Microsoft's Revenue Gets Lift From Cloud
Microsoft has established itself as a viable cloud option for companies, helping it top US$100 billion in annual revenue for the first time. The company has persuaded customers who run Microsoft’s software in their own data centers to mix in cloud services, a business known as hybrid-cloud computing. Building out its cloud business has also driven up shares of the company more than 40 percent in the past year. For years, the company struggled as it wrestled with a slow-growing personal-computer business, which hindered its Windows operating-system franchise, reports the Wall Street Journal (19 July, Greene).
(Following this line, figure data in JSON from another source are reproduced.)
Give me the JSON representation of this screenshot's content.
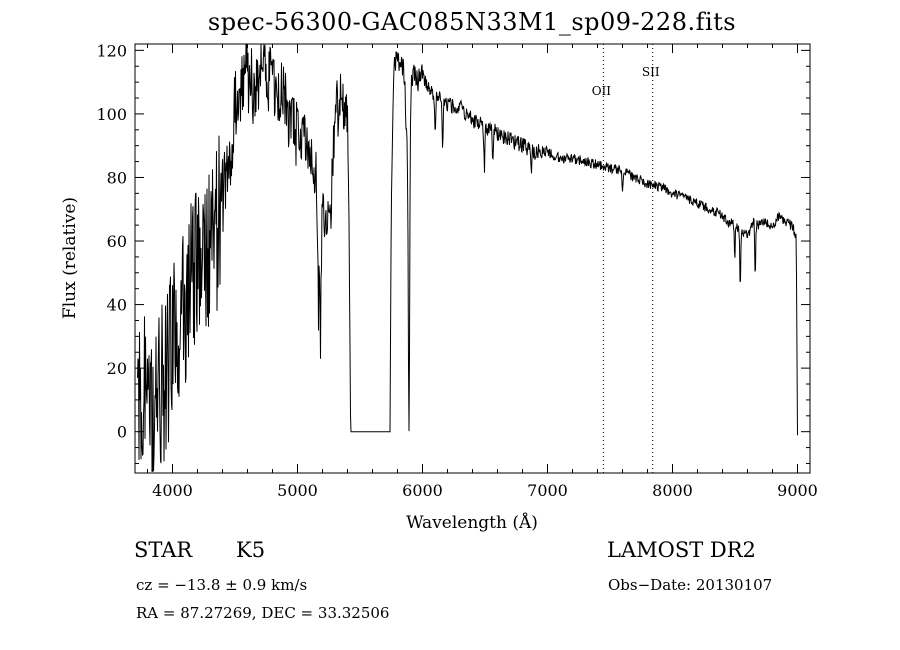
{
  "chart_data": {
    "type": "line",
    "title": "spec-56300-GAC085N33M1_sp09-228.fits",
    "xlabel": "Wavelength (Å)",
    "ylabel": "Flux (relative)",
    "xlim": [
      3700,
      9100
    ],
    "ylim": [
      -13,
      122
    ],
    "xticks": [
      4000,
      5000,
      6000,
      7000,
      8000,
      9000
    ],
    "yticks": [
      0,
      20,
      40,
      60,
      80,
      100,
      120
    ],
    "grid": false,
    "line_color": "#000000",
    "spectrum_anchors": {
      "x": [
        3720,
        3760,
        3800,
        3850,
        3900,
        3950,
        4000,
        4050,
        4100,
        4150,
        4200,
        4250,
        4300,
        4350,
        4400,
        4450,
        4500,
        4550,
        4600,
        4650,
        4700,
        4750,
        4800,
        4850,
        4900,
        4950,
        5000,
        5050,
        5100,
        5150,
        5180,
        5200,
        5230,
        5260,
        5300,
        5330,
        5360,
        5390,
        5400,
        5410,
        5425,
        5740,
        5750,
        5770,
        5800,
        5820,
        5840,
        5860,
        5870,
        5880,
        5890,
        5900,
        5910,
        5930,
        5960,
        6000,
        6050,
        6100,
        6150,
        6200,
        6300,
        6400,
        6500,
        6600,
        6700,
        6800,
        6900,
        7000,
        7100,
        7200,
        7300,
        7400,
        7500,
        7600,
        7700,
        7800,
        7900,
        8000,
        8100,
        8200,
        8300,
        8400,
        8450,
        8500,
        8550,
        8600,
        8650,
        8700,
        8750,
        8800,
        8850,
        8900,
        8950,
        8990,
        9000
      ],
      "y": [
        20,
        10,
        25,
        5,
        15,
        18,
        30,
        35,
        42,
        50,
        55,
        50,
        60,
        62,
        75,
        85,
        100,
        110,
        112,
        108,
        115,
        112,
        110,
        108,
        105,
        100,
        95,
        92,
        88,
        80,
        50,
        70,
        65,
        72,
        100,
        103,
        105,
        100,
        95,
        80,
        0,
        0,
        70,
        115,
        118,
        116,
        115,
        110,
        95,
        85,
        60,
        95,
        110,
        112,
        110,
        112,
        108,
        106,
        104,
        103,
        102,
        98,
        96,
        94,
        92,
        90,
        88,
        88,
        86,
        86,
        85,
        84,
        83,
        82,
        80,
        78,
        77,
        75,
        74,
        72,
        70,
        68,
        66,
        65,
        63,
        62,
        66,
        65,
        66,
        64,
        68,
        66,
        65,
        62,
        0
      ]
    },
    "absorption_lines": [
      {
        "x": 3933,
        "depth": 14
      },
      {
        "x": 3968,
        "depth": 12
      },
      {
        "x": 4101,
        "depth": 12
      },
      {
        "x": 4226,
        "depth": 22
      },
      {
        "x": 4340,
        "depth": 10
      },
      {
        "x": 4383,
        "depth": 12
      },
      {
        "x": 4861,
        "depth": 8
      },
      {
        "x": 5167,
        "depth": 22
      },
      {
        "x": 5184,
        "depth": 28
      },
      {
        "x": 5270,
        "depth": 12
      },
      {
        "x": 5328,
        "depth": 10
      },
      {
        "x": 5890,
        "depth": 45
      },
      {
        "x": 5896,
        "depth": 40
      },
      {
        "x": 6102,
        "depth": 12
      },
      {
        "x": 6162,
        "depth": 15
      },
      {
        "x": 6495,
        "depth": 14
      },
      {
        "x": 6563,
        "depth": 10
      },
      {
        "x": 6870,
        "depth": 6
      },
      {
        "x": 7600,
        "depth": 5
      },
      {
        "x": 8498,
        "depth": 10
      },
      {
        "x": 8542,
        "depth": 18
      },
      {
        "x": 8662,
        "depth": 16
      }
    ],
    "reference_lines": [
      {
        "label": "OII",
        "x": 7447,
        "label_y": 106
      },
      {
        "label": "SII",
        "x": 7842,
        "label_y": 112
      }
    ],
    "annotations": {
      "class": "STAR",
      "subclass": "K5",
      "survey": "LAMOST DR2",
      "cz": "cz = −13.8 ± 0.9 km/s",
      "obs_date": "Obs−Date: 20130107",
      "radec": "RA =  87.27269, DEC =  33.32506"
    }
  }
}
U.S. President Says He's 'Not Happy' With Federal Reserve Raising Interest Rates
U.S. President Donald Trump said he is not happy with the Federal Reserve raising interest rates and suggested the U.S. Central Bank is working at cross purposes with his administration's economic program. Trump added that he did not care that he was breaking precedent for presidents not to comment on the central bank so as to preserve its independence. The Federal Reserve has twice increased rates this year and is forecasting at least two more by the end of December, reports MarketWatch (19 July, Robb).
Executive Pay Surges in the U.S. Inland Northwest
Total compensation for executives at Inland Northwest-based publicly traded companies surged in 2017. According to the annual analysis by the Spokane Journal of Business, average annual total compensation for 40 executives at eight public companies headquartered in the Spokane-Coeur d'Alene area came to US$2.01 million, a 23 percent increase from total compensation for the same group a year earlier. Last year's results are skewed by one-time payments each of Gold Reserve Inc.'s executive officers received in the third quarter that resulted in triple-digit pay increases, ranging from 438 percent to 710 percent, reports the Spokane Journal of Business (19 July, Parish). In 2008, Venezuela expropriated Gold Reserve's primary mining asset, which was expected to be the biggest gold mine in South America once developed. Gold Reserve subsequently sued Venezuela's government, prompting a years-long legal battle that resulted in a judgment in the Spokane company's favor worth more than US$1 billion.
Royal Mail Shareholders Vote Against Executive Pay
Royal Mail’s shareholders rejected the U.K. postal group’s remuneration report at its annual meeting on 19 July. Shareholders are concerned with the contractual entitlements of Moya Greene, Royal Mail's retiring chief executive, who is set to receive a termination payout of more than £900,000. The company indicated another issue was the compensation of Rico Back, its incoming chief, who will have a base salary 17 percent higher than his predecessor at £640,000. Investors in London have shown greater willingness recently to target companies over perceived excessive pay, reports the Financial Times (20 July, Pooler, Mooney).
Corporate Social Responsibility
Starbucks' 'Signing Store' Will Allow Deaf Customers to Order Using Sign Language
In October, Starbucks is opening its first U.S. cafe staffed by employees who are partially or fully deaf and capable of communicating in American Sign Language (ASL). The company is converting an existing Starbucks location in the nation's capital near Gallaudet University into what it calls a "Signing Store." The chain will hire up to 25 people who know ASL. The National Association of the Deaf applauded the decision, reports USA Today (19 July, Meyer).